Featured photo: Stephanie Hsu as Kat, Sabrina Wu as Deadeye, Ashley Park as Audrey, and Sherry Cola as Lolo in Joy Ride. (photo by Ed Araquel)
When I first saw the trailer for Joy Ride a few months ago, I was so excited.
A raunchy comedy with an all-female, Asian-American cast? Hell yeah. It’s what I have been waiting for.
Part Bridesmaids meets The Hangover with a unique adoptee backstory, the film promised to be the kind of hilarious summer movie experience not unlike the Apatow-laden funnies that made up the mid-to-late 2000s, but with faces that I could relate to.
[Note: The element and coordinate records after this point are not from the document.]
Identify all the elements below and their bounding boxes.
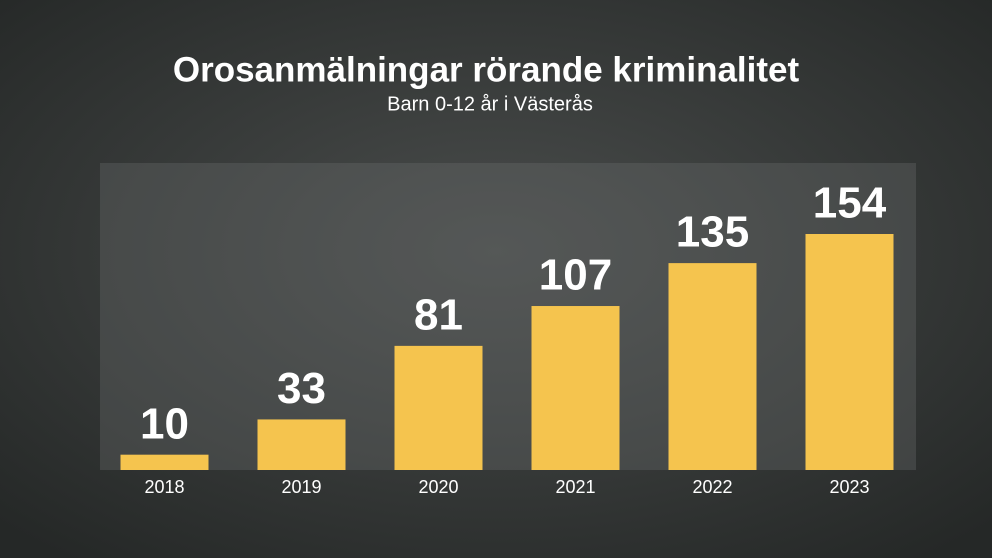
x-tick-label: 2019 xyxy=(281,477,321,497)
x-tick-label: 2021 xyxy=(555,477,595,497)
value-label: 154 xyxy=(813,179,887,228)
x-tick-label: 2018 xyxy=(144,477,184,497)
x-tick-label: 2020 xyxy=(418,477,458,497)
x-tick-label: 2023 xyxy=(829,477,869,497)
bar xyxy=(805,234,894,470)
value-label: 33 xyxy=(277,364,326,413)
value-label: 81 xyxy=(414,290,463,339)
bar xyxy=(531,306,620,470)
bar xyxy=(120,454,209,470)
bar xyxy=(668,263,757,470)
bar xyxy=(257,419,346,470)
chart-subtitle: Barn 0-12 år i Västerås xyxy=(387,93,593,115)
bar xyxy=(394,345,483,470)
value-label: 107 xyxy=(539,251,612,300)
plot-panel xyxy=(100,163,916,470)
value-label: 10 xyxy=(140,399,189,448)
x-tick-label: 2022 xyxy=(692,477,732,497)
chart-title: Orosanmälningar rörande kriminalitet xyxy=(173,50,800,89)
value-label: 135 xyxy=(676,208,749,257)
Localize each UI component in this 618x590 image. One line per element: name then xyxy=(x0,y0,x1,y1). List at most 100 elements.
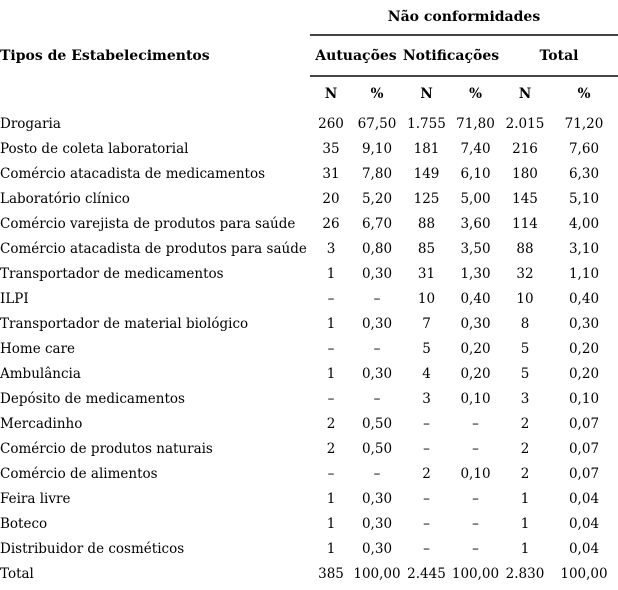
table-row: Comércio atacadista de produtos para saú… xyxy=(0,237,618,262)
cell-n-notificacoes: – xyxy=(423,515,430,532)
cell-pct-notificacoes: 5,00 xyxy=(460,190,491,207)
cell-pct-notificacoes: 0,10 xyxy=(460,465,491,482)
cell-n-notificacoes: 85 xyxy=(417,240,436,257)
row-group-header: Tipos de Estabelecimentos xyxy=(0,48,210,64)
cell-pct-autuacoes: – xyxy=(373,290,381,307)
cell-n-total: 5 xyxy=(520,340,530,357)
table-row: Mercadinho 2 0,50 – – 2 0,07 xyxy=(0,412,618,437)
cell-n-notificacoes: – xyxy=(423,490,430,507)
cell-pct-autuacoes: 0,50 xyxy=(361,440,393,457)
cell-pct-total: 0,07 xyxy=(568,440,600,457)
cell-pct-autuacoes: 7,80 xyxy=(361,165,393,182)
cell-pct-autuacoes: – xyxy=(373,390,381,407)
cell-n-autuacoes: 35 xyxy=(322,140,340,157)
cell-n-notificacoes: 31 xyxy=(417,265,436,282)
cell-pct-notificacoes: 1,30 xyxy=(460,265,491,282)
cell-n-total: 88 xyxy=(516,240,534,257)
cell-pct-total: 0,20 xyxy=(568,340,600,357)
table-row: Feira livre 1 0,30 – – 1 0,04 xyxy=(0,487,618,512)
cell-n-notificacoes: – xyxy=(423,415,430,432)
row-label: Laboratório clínico xyxy=(0,190,130,207)
cell-pct-notificacoes: 0,20 xyxy=(460,340,491,357)
table-row: Comércio atacadista de medicamentos 31 7… xyxy=(0,162,618,187)
row-label: Transportador de material biológico xyxy=(0,315,249,332)
cell-n-notificacoes: 2.445 xyxy=(407,565,446,582)
cell-pct-total: 5,10 xyxy=(568,190,600,207)
subheader-pct-autuacoes: % xyxy=(370,85,384,102)
cell-n-notificacoes: 149 xyxy=(413,165,440,182)
cell-n-notificacoes: 10 xyxy=(417,290,436,307)
cell-pct-autuacoes: 0,80 xyxy=(361,240,393,257)
cell-pct-total: 100,00 xyxy=(560,565,608,582)
cell-pct-autuacoes: – xyxy=(373,340,381,357)
cell-n-total: 145 xyxy=(512,190,538,207)
cell-n-total: 114 xyxy=(512,215,538,232)
subheader-n-autuacoes: N xyxy=(324,85,338,102)
cell-pct-total: 0,04 xyxy=(568,515,600,532)
row-label: ILPI xyxy=(0,290,29,307)
table-row: Transportador de medicamentos 1 0,30 31 … xyxy=(0,262,618,287)
cell-pct-autuacoes: 5,20 xyxy=(361,190,393,207)
cell-n-autuacoes: 1 xyxy=(326,315,336,332)
row-label: Distribuidor de cosméticos xyxy=(0,540,185,557)
cell-n-autuacoes: 2 xyxy=(326,415,336,432)
row-label: Mercadinho xyxy=(0,415,83,432)
cell-n-notificacoes: 125 xyxy=(413,190,440,207)
cell-pct-total: 0,10 xyxy=(568,390,600,407)
group-header-total: Total xyxy=(500,35,618,77)
table-row: Comércio de alimentos – – 2 0,10 2 0,07 xyxy=(0,462,618,487)
cell-n-notificacoes: 7 xyxy=(422,315,431,332)
row-label: Home care xyxy=(0,340,76,357)
cell-pct-notificacoes: – xyxy=(472,515,479,532)
cell-n-notificacoes: 4 xyxy=(422,365,431,382)
cell-pct-notificacoes: 71,80 xyxy=(456,115,495,132)
cell-n-total: 3 xyxy=(520,390,530,407)
cell-pct-notificacoes: 100,00 xyxy=(451,565,500,582)
cell-pct-autuacoes: 0,30 xyxy=(361,315,393,332)
cell-pct-total: 0,40 xyxy=(568,290,600,307)
subheader-row: N % N % N % xyxy=(0,76,618,112)
cell-n-total: 2 xyxy=(520,415,530,432)
cell-pct-total: 0,20 xyxy=(568,365,600,382)
cell-pct-notificacoes: – xyxy=(472,415,479,432)
table-title-row: Tipos de Estabelecimentos Não conformida… xyxy=(0,0,618,63)
subheader-n-total: N xyxy=(518,85,532,102)
cell-pct-autuacoes: 0,30 xyxy=(361,515,393,532)
cell-n-notificacoes: 181 xyxy=(413,140,440,157)
row-label: Depósito de medicamentos xyxy=(0,390,185,407)
cell-n-total: 216 xyxy=(512,140,538,157)
table-row: Home care – – 5 0,20 5 0,20 xyxy=(0,337,618,362)
table-row: Laboratório clínico 20 5,20 125 5,00 145… xyxy=(0,187,618,212)
row-label: Comércio atacadista de medicamentos xyxy=(0,165,266,182)
table-row: Drogaria 260 67,50 1.755 71,80 2.015 71,… xyxy=(0,112,618,137)
cell-n-total: 32 xyxy=(516,265,534,282)
cell-pct-total: 0,04 xyxy=(568,490,600,507)
row-label: Comércio varejista de produtos para saúd… xyxy=(0,215,296,232)
cell-n-total: 5 xyxy=(520,365,530,382)
cell-n-autuacoes: – xyxy=(327,465,335,482)
cell-pct-autuacoes: – xyxy=(373,465,381,482)
cell-n-total: 8 xyxy=(520,315,530,332)
cell-n-total: 1 xyxy=(520,490,530,507)
table-row: Comércio de produtos naturais 2 0,50 – –… xyxy=(0,437,618,462)
table-row: Comércio varejista de produtos para saúd… xyxy=(0,212,618,237)
cell-n-autuacoes: 2 xyxy=(326,440,336,457)
table-row: Transportador de material biológico 1 0,… xyxy=(0,312,618,337)
cell-n-total: 2 xyxy=(520,465,530,482)
cell-pct-total: 4,00 xyxy=(568,215,600,232)
cell-pct-total: 0,30 xyxy=(568,315,600,332)
cell-pct-total: 0,07 xyxy=(568,415,600,432)
cell-n-notificacoes: – xyxy=(423,440,430,457)
table-row: Ambulância 1 0,30 4 0,20 5 0,20 xyxy=(0,362,618,387)
cell-pct-autuacoes: 0,30 xyxy=(361,265,393,282)
cell-n-notificacoes: 2 xyxy=(422,465,431,482)
cell-n-autuacoes: 1 xyxy=(326,365,336,382)
cell-pct-total: 0,04 xyxy=(568,540,600,557)
column-group-row: Autuações Notificações Total xyxy=(0,35,618,77)
subheader-pct-notificacoes: % xyxy=(469,85,482,102)
cell-pct-autuacoes: 100,00 xyxy=(353,565,401,582)
cell-n-autuacoes: 1 xyxy=(326,515,336,532)
cell-pct-notificacoes: 6,10 xyxy=(460,165,491,182)
cell-n-autuacoes: – xyxy=(327,390,335,407)
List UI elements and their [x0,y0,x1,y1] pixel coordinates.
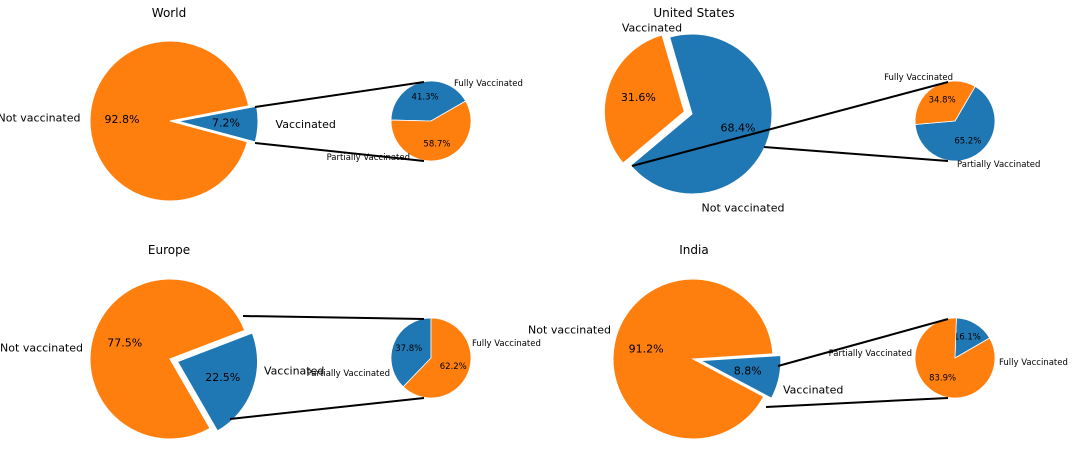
pie-slice-label: Not vaccinated [0,111,80,124]
pie-slice-pct-label: 68.4% [720,121,755,134]
connector-line [777,318,949,367]
chart-title: Europe [148,243,190,257]
chart-title: India [679,243,708,257]
breakdown-slice-label: Partially Vaccinated [307,369,390,379]
pie-slice-label: Vaccinated [622,22,682,35]
breakdown-slice-pct-label: 62.2% [440,362,467,372]
pie-slice-label: Vaccinated [783,384,843,397]
chart-panel-united-states: United States 68.4% Vaccinated 31.6% Not vac… [603,6,1040,215]
breakdown-slice-pct-label: 34.8% [929,96,956,106]
breakdown-slice-label: Partially Vaccinated [829,349,912,359]
pie-slice-pct-label: 31.6% [621,91,656,104]
breakdown-slice-label: Partially Vaccinated [957,160,1040,170]
connector-line [242,315,425,320]
breakdown-slice-pct-label: 58.7% [423,139,450,149]
pie-slice-pct-label: 77.5% [107,336,142,349]
pie-slice-vaccinated [630,33,773,195]
pie-slice-not-vaccinated [603,34,685,164]
chart-title: United States [653,6,734,20]
pie-slice-not-vaccinated [89,278,246,440]
breakdown-slice-partially-vaccinated [914,80,976,125]
pie-slice-not-vaccinated [89,40,250,202]
pie-slice-not-vaccinated [612,278,774,440]
chart-panel-europe: Europe 22.5% Vaccinated 77.5% Not vaccinated… [0,243,541,440]
pie-slice-pct-label: 92.8% [105,113,140,126]
pie-slice-pct-label: 22.5% [205,371,240,384]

But when I came out of the theater an hour and a half later, I was wrought with disappointment.
The acting was fine; the jokes felt forced. And the story… well, it was all over the place. Threads were started and left limply hanging or forcibly tied into neatish knots. As a whole, the film felt unfinished. I felt let down. The movie was, in its full definition, mid.
But then, turning to Sam to analyze the movie on the way home, we came to the same conclusion.
It’s okay!
Why can’t we (the collective, nonwhite we) have things that are mid? Mediocre? Kind of a waste of time?
Not all of the art that we put out has to be an Everything Everywhere All At Once or Parasite or Beef-level work. In fact, only striving to create accolade-worthy art kind of feeds into the model minority myth, doesn’t it?
We are allowed to exist and create things that aren’t that good. I mean, white people have been doing it since the dawn of time.
Did you know that they’re making another Expendables movie?
So yeah, Joy Ride isn’t perfect. But that’s perfectly okay, because neither are we.